Metastability of the Topological Magnetic Orders in the Chiral Antiferromagnet EuPtSi
Simon Rousseau, Gabriel Seyfarth, Georg Knebel, Dai Aoki, Yoshichika Ōnuki, Alexandre Pourret
TL;DR
This work demonstrates that EuPtSi hosts multiple metastable topological magnetic orders whose stability strongly depends on field orientation: a skyrmion-lattice A-phase for $H \parallel [111]$ persists down to $T<0.1$ K via field cooling, while the conical phase for $H \parallel [100]$ hosts A'- and B-phases that exhibit pronounced metastability and hysteresis. The authors map these states using resistivity and topological Hall effect measurements, revealing a highly anisotropic $H$–$T$ phase diagram and confirming a topological origin for the observed phases through a finite topological Hall signal. Angular dependence shows the spin textures are stabilized by crystallographic direction, highlighting the interplay between topology, quantum effects, and lattice symmetry.
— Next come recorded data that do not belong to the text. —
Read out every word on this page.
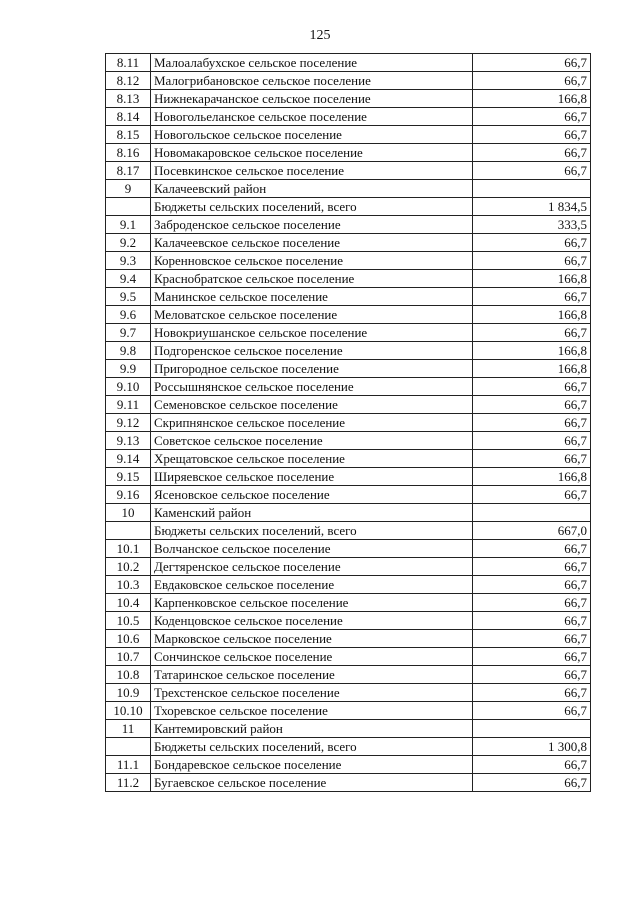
125
8.11	Малоалабухское сельское поселение	66,7
8.12	Малогрибановское сельское поселение	66,7
8.13	Нижнекарачанское сельское поселение	166,8
8.14	Новогольеланское сельское поселение	66,7
8.15	Новогольское сельское поселение	66,7
8.16	Новомакаровское сельское поселение	66,7
8.17	Посевкинское сельское поселение	66,7
9	Калачеевский район	
	Бюджеты сельских поселений, всего	1 834,5
9.1	Заброденское сельское поселение	333,5
9.2	Калачеевское сельское поселение	66,7
9.3	Коренновское сельское поселение	66,7
9.4	Краснобратское сельское поселение	166,8
9.5	Манинское сельское поселение	66,7
9.6	Меловатское сельское поселение	166,8
9.7	Новокриушанское сельское поселение	66,7
9.8	Подгоренское сельское поселение	166,8
9.9	Пригородное сельское поселение	166,8
9.10	Россышнянское сельское поселение	66,7
9.11	Семеновское сельское поселение	66,7
9.12	Скрипнянское сельское поселение	66,7
9.13	Советское сельское поселение	66,7
9.14	Хрещатовское сельское поселение	66,7
9.15	Ширяевское сельское поселение	166,8
9.16	Ясеновское сельское поселение	66,7
10	Каменский район	
	Бюджеты сельских поселений, всего	667,0
10.1	Волчанское сельское поселение	66,7
10.2	Дегтяренское сельское поселение	66,7
10.3	Евдаковское сельское поселение	66,7
10.4	Карпенковское сельское поселение	66,7
10.5	Коденцовское сельское поселение	66,7
10.6	Марковское сельское поселение	66,7
10.7	Сончинское сельское поселение	66,7
10.8	Татаринское сельское поселение	66,7
10.9	Трехстенское сельское поселение	66,7
10.10	Тхоревское сельское поселение	66,7
11	Кантемировский район	
	Бюджеты сельских поселений, всего	1 300,8
11.1	Бондаревское сельское поселение	66,7
11.2	Бугаевское сельское поселение	66,7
Overall, EuPtSi emerges as a rich platform to study metastable quantum skyrmion states in a centrosymmetric, antiferromagnetic system with strong thermal and quantum fluctuations.
Abstract
We report resistivity and Hall effect measurements in the chiral antiferromagnet EuPtSi. Depending on the magnetic field orientation with respect to the crystallographic axes, EuPtSi presents different topological magnetic phases below the Néel temperature $T_N=4.05$K. In particular, for a field $H \parallel $ [111], it exhibits the well known skyrmion lattice A-phase inside the conical phase between $T=0.45$K and $T_N$ in the field range from 0.8T to 1.4T. Remarkably, the skyrmion lattice state in EuPtSi, composed of nanoscale skyrmions, can be extended down to very low temperature (lower than 0.1K) through field-cooling regardless of the cooling rate and of the magnetic history. Similarly the metastability of the A'- and B-phases ($H \parallel $ [100]) at low temperature is evidenced by our measurements. These results suggest that EuPtSi is a peculiar example where the competition between the topological stability and the thermal agitation can lead to metastable quantum skyrmion state.